EDITORIAL: U.S. Attorney's Manchin Investigation Remains a Mystery

HNN Staff

Not every federal investigation, even one as long and intricate as the probe into the Manchin Administration, must result in a flurry of indictments. However, when an investigation involves no less than five sets of subpoenas, the public is within its rights to ask if the hapless federal prosecutors knew what they were doing in this anti-climactic Manchin investigation..  Even Federal Judge John Copenhaver seemed astonished at the extraordinarily thin results of the lengthy investigation.

For example, at least twenty conversations were conducted that appeared to garner enough evidence to indict two Manchin Administration employees on mail fraud, an easily established federal violation.   After reviewing the evidence in a recent hearing where the subpoenas' demands were made public, Judge Copenhaver asked the federal prosecutors at a recent hearing, "What's different about this case than any other?"

We suspect the judge knows the answer to his own question.  We have a good hunch ourselves.

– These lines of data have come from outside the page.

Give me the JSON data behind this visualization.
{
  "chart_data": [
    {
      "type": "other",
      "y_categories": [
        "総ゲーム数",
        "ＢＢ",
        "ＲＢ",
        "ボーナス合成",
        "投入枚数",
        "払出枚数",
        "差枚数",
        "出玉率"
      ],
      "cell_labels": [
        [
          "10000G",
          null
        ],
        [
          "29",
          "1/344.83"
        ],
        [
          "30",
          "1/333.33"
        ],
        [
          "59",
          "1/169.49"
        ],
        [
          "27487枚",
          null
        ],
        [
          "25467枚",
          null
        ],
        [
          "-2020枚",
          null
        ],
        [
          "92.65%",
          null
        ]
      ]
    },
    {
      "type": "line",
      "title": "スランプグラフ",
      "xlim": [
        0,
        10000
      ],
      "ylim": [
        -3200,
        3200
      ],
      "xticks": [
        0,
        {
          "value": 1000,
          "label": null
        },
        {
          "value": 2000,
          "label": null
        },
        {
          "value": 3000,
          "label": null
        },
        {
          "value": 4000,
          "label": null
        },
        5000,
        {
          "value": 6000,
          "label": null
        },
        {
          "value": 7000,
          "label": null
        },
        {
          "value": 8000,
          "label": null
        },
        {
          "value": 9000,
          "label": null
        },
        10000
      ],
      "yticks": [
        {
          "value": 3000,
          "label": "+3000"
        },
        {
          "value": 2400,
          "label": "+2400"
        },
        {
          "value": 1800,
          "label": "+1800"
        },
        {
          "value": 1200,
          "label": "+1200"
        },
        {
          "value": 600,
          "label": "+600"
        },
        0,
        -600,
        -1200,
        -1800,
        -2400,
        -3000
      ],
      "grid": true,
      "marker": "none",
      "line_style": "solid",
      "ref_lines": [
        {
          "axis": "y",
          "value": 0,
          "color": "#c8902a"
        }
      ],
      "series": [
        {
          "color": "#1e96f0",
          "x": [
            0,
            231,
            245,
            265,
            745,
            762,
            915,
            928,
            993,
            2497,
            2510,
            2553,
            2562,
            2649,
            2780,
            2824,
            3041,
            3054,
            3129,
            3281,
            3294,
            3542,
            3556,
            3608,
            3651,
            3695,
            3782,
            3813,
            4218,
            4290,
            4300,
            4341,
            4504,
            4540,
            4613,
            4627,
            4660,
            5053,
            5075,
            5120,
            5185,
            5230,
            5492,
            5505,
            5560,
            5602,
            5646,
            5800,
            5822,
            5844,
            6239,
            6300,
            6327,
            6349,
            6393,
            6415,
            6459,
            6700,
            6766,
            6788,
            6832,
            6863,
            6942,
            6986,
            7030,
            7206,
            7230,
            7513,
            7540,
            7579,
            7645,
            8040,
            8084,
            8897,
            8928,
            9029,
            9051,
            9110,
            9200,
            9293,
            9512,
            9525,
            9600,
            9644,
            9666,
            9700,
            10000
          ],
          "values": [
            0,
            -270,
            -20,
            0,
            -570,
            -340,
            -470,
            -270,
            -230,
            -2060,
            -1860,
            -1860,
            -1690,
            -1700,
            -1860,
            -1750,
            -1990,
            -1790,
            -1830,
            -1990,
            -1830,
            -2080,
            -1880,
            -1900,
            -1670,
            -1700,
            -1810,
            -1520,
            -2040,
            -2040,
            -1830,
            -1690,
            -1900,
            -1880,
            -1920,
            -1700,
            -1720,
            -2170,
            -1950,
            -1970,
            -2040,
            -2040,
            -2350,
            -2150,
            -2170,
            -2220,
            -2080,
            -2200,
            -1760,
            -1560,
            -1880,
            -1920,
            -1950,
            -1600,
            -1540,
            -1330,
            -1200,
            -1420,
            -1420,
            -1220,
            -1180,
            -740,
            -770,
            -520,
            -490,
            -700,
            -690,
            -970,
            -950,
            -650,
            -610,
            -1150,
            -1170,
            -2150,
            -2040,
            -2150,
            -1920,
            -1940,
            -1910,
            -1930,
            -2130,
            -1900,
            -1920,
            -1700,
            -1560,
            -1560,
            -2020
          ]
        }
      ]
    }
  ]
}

For one thing, the U.S. Attorney for the Southern District of West Virginia during this federal investigation was R. Booth Goodwin II.  You remember the Goodwin family.  Booth Goodwin's cousin, Carte, was appointed by then Governor Mansion to be his placeholder in the seat of the late Robert C. Byrd.  In fact, Carte Goodwin was appointed to the U.S. Senate on July 16, 2010, a mere 21 days after his cousin, Booth, was sworn in as the new U.S. Attorney for the Southern District of West Virginia on June 25th of that year.

The first subpoenas hit the Manchin Administration on July 28th, a little over a month after Booth Goodwin became U.S. Attorney, and less than two weeks after Carte Goodwin was appointed U.S. Senator by Manchin.

It is certainly conceivable that Manchin was aware of the pending investigation before the first subpoenas came at him.  Did knowledge of this federal investigation, in the middle of an election season for Byrd's seat, add into the calculus for the new U.S. Attorney's first cousin to be named by Manchin to the highest office in the land?

Who knows, but it might explain how the rather youthful Carte Goodwin got the nod to be U.S. Senator Robert Byrd's replacement over so many other Democrats who might have felt overlooked.

Manchin may believe that he is in the clear now with this particular case being closed.  However, the U.S. Attorney's office may yet try to redeem itself after such a modest result following such an expenditure of man hours in the Manchin Administration investigation.  We're not sure that we've ever heard before of an investigation featuring five rounds of subpoenas netting only six months in a halfway house for one person involved in the investigation.

Thus far, these Obama-appointed prosecutors certainly aren't the same caliber of prosecutors that brought former Governor Arch Moore down under the Reagan Administration. Republican-appointed federal prosecutors were able to bring one of their own to justice.   Perhaps the Obama appointees will still find a way to do the same if the evidence is there to come forward with more indictments.

After all, justice should come before party affiliation and family ties.